Possibly, something has gone terribly wrong with the ethos of political education. Learning to debate and differ, learning to unlearn, and learning to respect the right of the dissenters: these qualities of civility are fast disappearing from the existing political culture. It is sad because in our own country we witnessed the culture of reasoned debate with dignity and respect. Tagore did’t always agree with Gandhi, nor did Ambedkar and Gandhi agree on many issues; and even Nehru articulated his philosophic differences with Gandhi.
Yet, they didn’t need a Nathuram Godse; they didn’t feel the need for hiring goons to finish the opponents because they were confident of the art of civility. As noise replaces dialogue (even our Parliament looks like a noisy ‘prime time’ television panel discussion), instrumental rationality for winning the elections at any cost diminishes positive human qualities, and media-simulated ‘performance’ becomes more real than the real, we find ourselves amongst non-thinking/non-reflexive champions of the nation preparing the ground for mass hysteria and mob violence.
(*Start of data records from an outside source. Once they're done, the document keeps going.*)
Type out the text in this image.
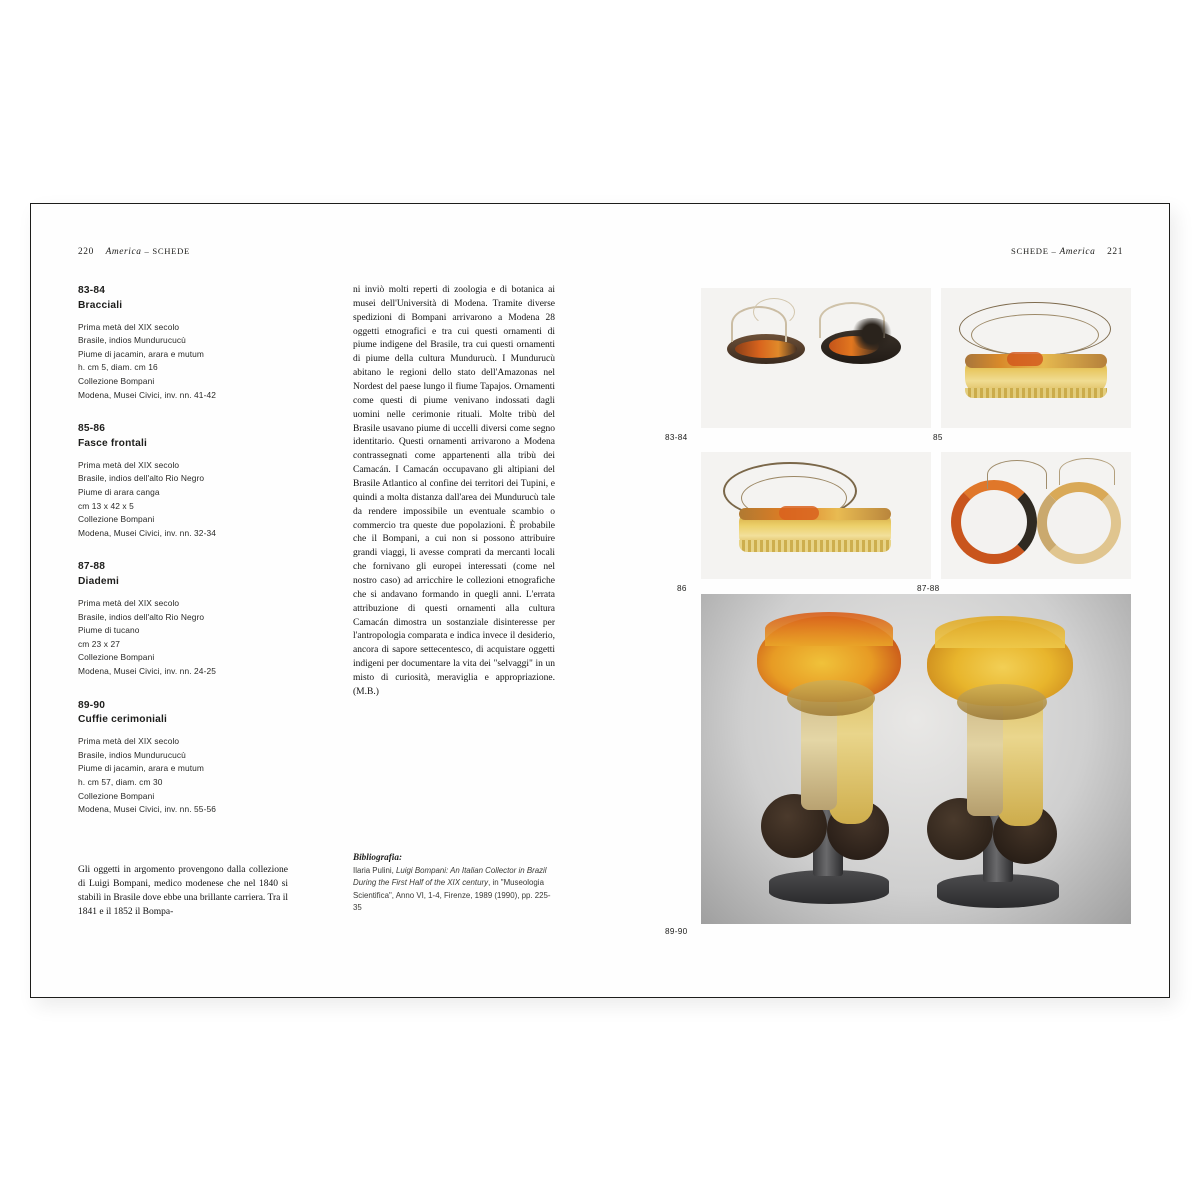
220 America – SCHEDE
83-84
Bracciali
Prima metà del XIX secolo
Brasile, indios Mundurucucù
Piume di jacamin, arara e mutum
h. cm 5, diam. cm 16
Collezione Bompani
Modena, Musei Civici, inv. nn. 41-42
85-86
Fasce frontali
Prima metà del XIX secolo
Brasile, indios dell'alto Rio Negro
Piume di arara canga
cm 13 x 42 x 5
Collezione Bompani
Modena, Musei Civici, inv. nn. 32-34
87-88
Diademi
Prima metà del XIX secolo
Brasile, indios dell'alto Rio Negro
Piume di tucano
cm 23 x 27
Collezione Bompani
Modena, Musei Civici, inv. nn. 24-25
89-90
Cuffie cerimoniali
Prima metà del XIX secolo
Brasile, indios Mundurucucù
Piume di jacamin, arara e mutum
h. cm 57, diam. cm 30
Collezione Bompani
Modena, Musei Civici, inv. nn. 55-56
Gli oggetti in argomento provengono dalla collezione di Luigi Bompani, medico modenese che nel 1840 si stabilì in Brasile dove ebbe una brillante carriera. Tra il 1841 e il 1852 il Bompa-
ni inviò molti reperti di zoologia e di botanica ai musei dell'Università di Modena. Tramite diverse spedizioni di Bompani arrivarono a Modena 28 oggetti etnografici e tra cui questi ornamenti di piume indigene del Brasile, tra cui questi ornamenti di piume della cultura Mundurucù. I Mundurucù abitano le regioni dello stato dell'Amazonas nel Nordest del paese lungo il fiume Tapajos. Ornamenti come questi di piume venivano indossati dagli uomini nelle cerimonie rituali. Molte tribù del Brasile usavano piume di uccelli diversi come segno identitario. Questi ornamenti arrivarono a Modena contrassegnati come appartenenti alla tribù dei Camacán. I Camacán occupavano gli altipiani del Brasile Atlantico al confine dei territori dei Tupini, e quindi a molta distanza dall'area dei Mundurucù tale da rendere impossibile un eventuale scambio o commercio tra queste due popolazioni. È probabile che il Bompani, a cui non si possono attribuire grandi viaggi, li avesse comprati da mercanti locali che fornivano gli europei interessati (come nel nostro caso) ad arricchire le collezioni etnografiche che si andavano formando in quegli anni. L'errata attribuzione di questi ornamenti alla cultura Camacán dimostra un sostanziale disinteresse per l'antropologia comparata e indica invece il desiderio, ancora di sapore settecentesco, di acquistare oggetti indigeni per documentare la vita dei "selvaggi" in un misto di curiosità, meraviglia e appropriazione. (M.B.)
Bibliografia:
Ilaria Pulini, Luigi Bompani: An Italian Collector in Brazil During the First Half of the XIX century, in "Museologia Scientifica", Anno VI, 1-4, Firenze, 1989 (1990), pp. 225-35
SCHEDE – America 221
83-84	85
86	87-88
89-90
From Gandhi’s satyagraha to lynching, from Nehru’s Discovery to the recurrence of ‘hate sppeech’, from Ambedkar’s scholarship to the constant echo of the monologue of maan-ki-baat: our fall seems to be complete. Or is it the story of the much-publicized ‘development’?
As fear spreads, indifference, for some, becomes the last refuge. As the market colonizes even the inner world, and shopping becomes the ultimate salvation in the age of consumption, many of us from the aspiring new middle class love to avoid politics or ideological debates.
Our ‘one-dimensional’ existence makes us indifferent to people’s pain, suffering and struggle. From lynching to cow vigilantism – everything, for us, is just another news like Virat Kohli’s century or Priyanka Chopra’s engagement to be consumed and thrown away as soon as possible.
Yes, we are happy if our children learn the ‘skills’ for a lucrative job, and if there are ‘smart cities’ and bullet trains. This is seduction–a new form of social control. It has its own psychology of fear: fear of losing all that one consumes and possesses, fear of losing one’s life – style, fear of losing the ‘sanitized’ domaim of gated communities, fear of discomfort. No wonder, for many of us, silence becomes the most ‘smart choice’. It tries to conceal the psychology of fear.
Yet, as we look at history with the eyes of a detached yogi we see the fall of mighty empires and rulers. Stalinism is a bad word; people in Germany feel ashamed of Alolf Hitler; even the most adherent supporters of the Congress would not feel very enthusiastic about Emergency; and the sensitive Marxists do acknowledge the tyranny of the last phase of the CPM rule in Bengal. This too, as a Sufi mystic would say, will pass away….
Possibly, the politico – ethical answer a society inflicted with fear and violence is waiting for to heal its wound is , to borrow Bob Dylan’s musical language,’blowing in the wind’. However, the intoxication with power is like maya; it blunts one’s sensitivity.